El PSOE de Felipe González prefirió tragar y hasta subirse al cómodo carro de
un Estado dominante muy conservador, capitaneado por un rey bendecido por
Franco, un poder judicial que nunca transicionó (jueces que se acostaron
franquistas y se levantaron demócratas) y una jerarquía católica que sigue impregnándolo
todo gracias a privilegios sonrojantes.
La izquierda en
España, y pese a una socialdemocracia titubeante y contradictoria (con el
republicanismo o el laicismo, sin ir más lejos) o unas peleas partidistas que
hacen sangrar ojos y oídos, es tozuda. El desgaste que supone avanzar en
derechos democráticos en este país -no digamos para quienes toman (o intentan
tomar) las decisiones o para quienes denuncian públicamente el bloqueo
antidemocrático del Estado conservador- no ha impedido llegar al poder
ejecutivo a la coalición más progresista de nuestra historia, respaldada en el
Parlamento más plural de la ídem por formaciones de izquierda muy diversas,
incluidas las independentistas vascas y catalanes. Y en ese pecado (sic) lleva
este Gobierno la penitencia.
Cuanto más se
intenta avanzar en la resolución política del conflicto catalán -política como
siempre tenía que haber sido-, cuanto más se va desarrollando el Derecho para
proteger la auténtica igualdad entre hombres y mujeres, así como las libertades
de éstas, más radical y agresiva se vuelve la ofensiva conservadora del Estado,
particularmente, en aquella parte que puede hacerlo sin complejos porque se le
ha permitido durante 45 años: el poder judicial.
Lo más sorprendente
de todo esto es que, como ya he subrayado en más de una ocasión, el PSOE siga
sin asumir que ellos y ellas también son enemigas de ese Estado profundo, y que
lo son desde el momento en que Pedro Sánchez retomó con mayor desafío un camino
ya iniciado por José Luis Rodríguez Zapatero con el Estatut, la ley del aborto
o la del matrimonio gay.

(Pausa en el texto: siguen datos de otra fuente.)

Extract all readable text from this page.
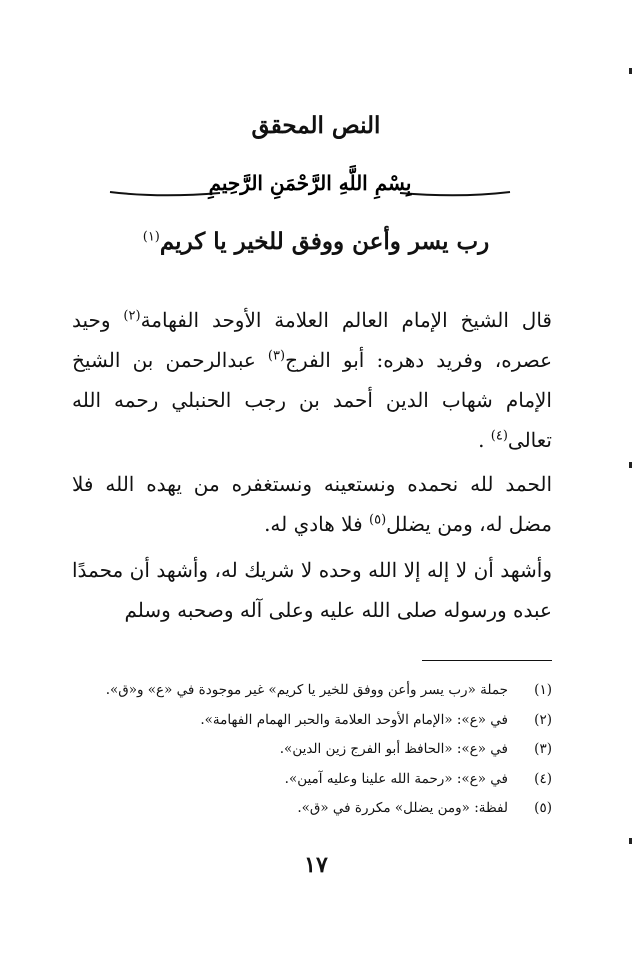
النص المحقق
بِسْمِ اللَّهِ الرَّحْمَنِ الرَّحِيمِ
رب يسر وأعن ووفق للخير يا كريم$^{(١)}$
قال الشيخ الإمام العالم العلامة الأوحد الفهامة$^{(٢)}$ وحيد عصره، وفريد دهره: أبو الفرج$^{(٣)}$ عبدالرحمن بن الشيخ الإمام شهاب الدين أحمد بن رجب الحنبلي رحمه الله تعالى$^{(٤)}$ .
الحمد لله نحمده ونستعينه ونستغفره من يهده الله فلا مضل له، ومن يضلل$^{(٥)}$ فلا هادي له.
وأشهد أن لا إله إلا الله وحده لا شريك له، وأشهد أن محمدًا عبده ورسوله صلى الله عليه وعلى آله وصحبه وسلم
(١)جملة «رب يسر وأعن ووفق للخير يا كريم» غير موجودة في «ع» و«ق».
(٢)في «ع»: «الإمام الأوحد العلامة والحبر الهمام الفهامة».
(٣)في «ع»: «الحافظ أبو الفرج زين الدين».
(٤)في «ع»: «رحمة الله علينا وعليه آمين».
(٥)لفظة: «ومن يضلل» مكررة في «ق».
١٧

Y su degaste considerable y consecuente costó al
propio Zapatero y a sus ministras, con "a", particularmente a Bibiana
Aído y a Leire Pajín, a quien quiero aquí agradecer su valentía y el sufrimiento
que les costó ser políticas jóvenes y feministas.
Estos días
observamos con toda su crudeza qué difícil es gobernar desde un Ejecutivo que
pretende cambiar, aunque solo sea un poco, el sistema; y aún cuando cuenta con
el apoyo del legislativo, cuya representación de izquierdas -tan plural, tan
distinta entre partidos-, está demostrando una responsabilidad encomiable -y la
paciencia del Santo Job- tratando de proteger la unidad de una coalición de
Gobierno muy tocada, primero, por el cansancio de una legislatura que ha ido de
sobresalto (pandemia) en sobresalto (guerra) y, segundo y sobre todo, por la
complejísima tarea que supone gobernar mientras pretenden dejarse bien claras
las diferencias partidistas entre socios.
El momento es tan
crítico que las decisiones judiciales con respecto a las nuevas leyes del
Ejecutivo relacionadas con Catalunya y el feminismo se han convertido en el
material electoral más violento de la (ultra)derecha contra los partidos del
Gobierno y sus socios parlamentarios, al tiempo que el poder judicial -que
sigue ilegalmente en manos del PP y Vox, puesto que se configuró cuando Vox aún
era PP- se ha erigido ya sin tapujos como un actor más de la batalla política;
un actor muy protagonista. Es la guerra, también contra el PSOE aliado de la
izquierda transformadora y el independentismo, y el mensaje, clarísimo, ha
impactado de lleno en la campaña electoral: independentismo y feminismo están
fuera del control conservador -es decir, se han saltado el grado de disidencia
permitida- y hay que devolverlos al redil, si es preciso, con una ilegalización
encubierta que les impida ejecutar sus objetivos pese al aval de las urnas, la
esencia de la democracia. "¿Demo ... qué?".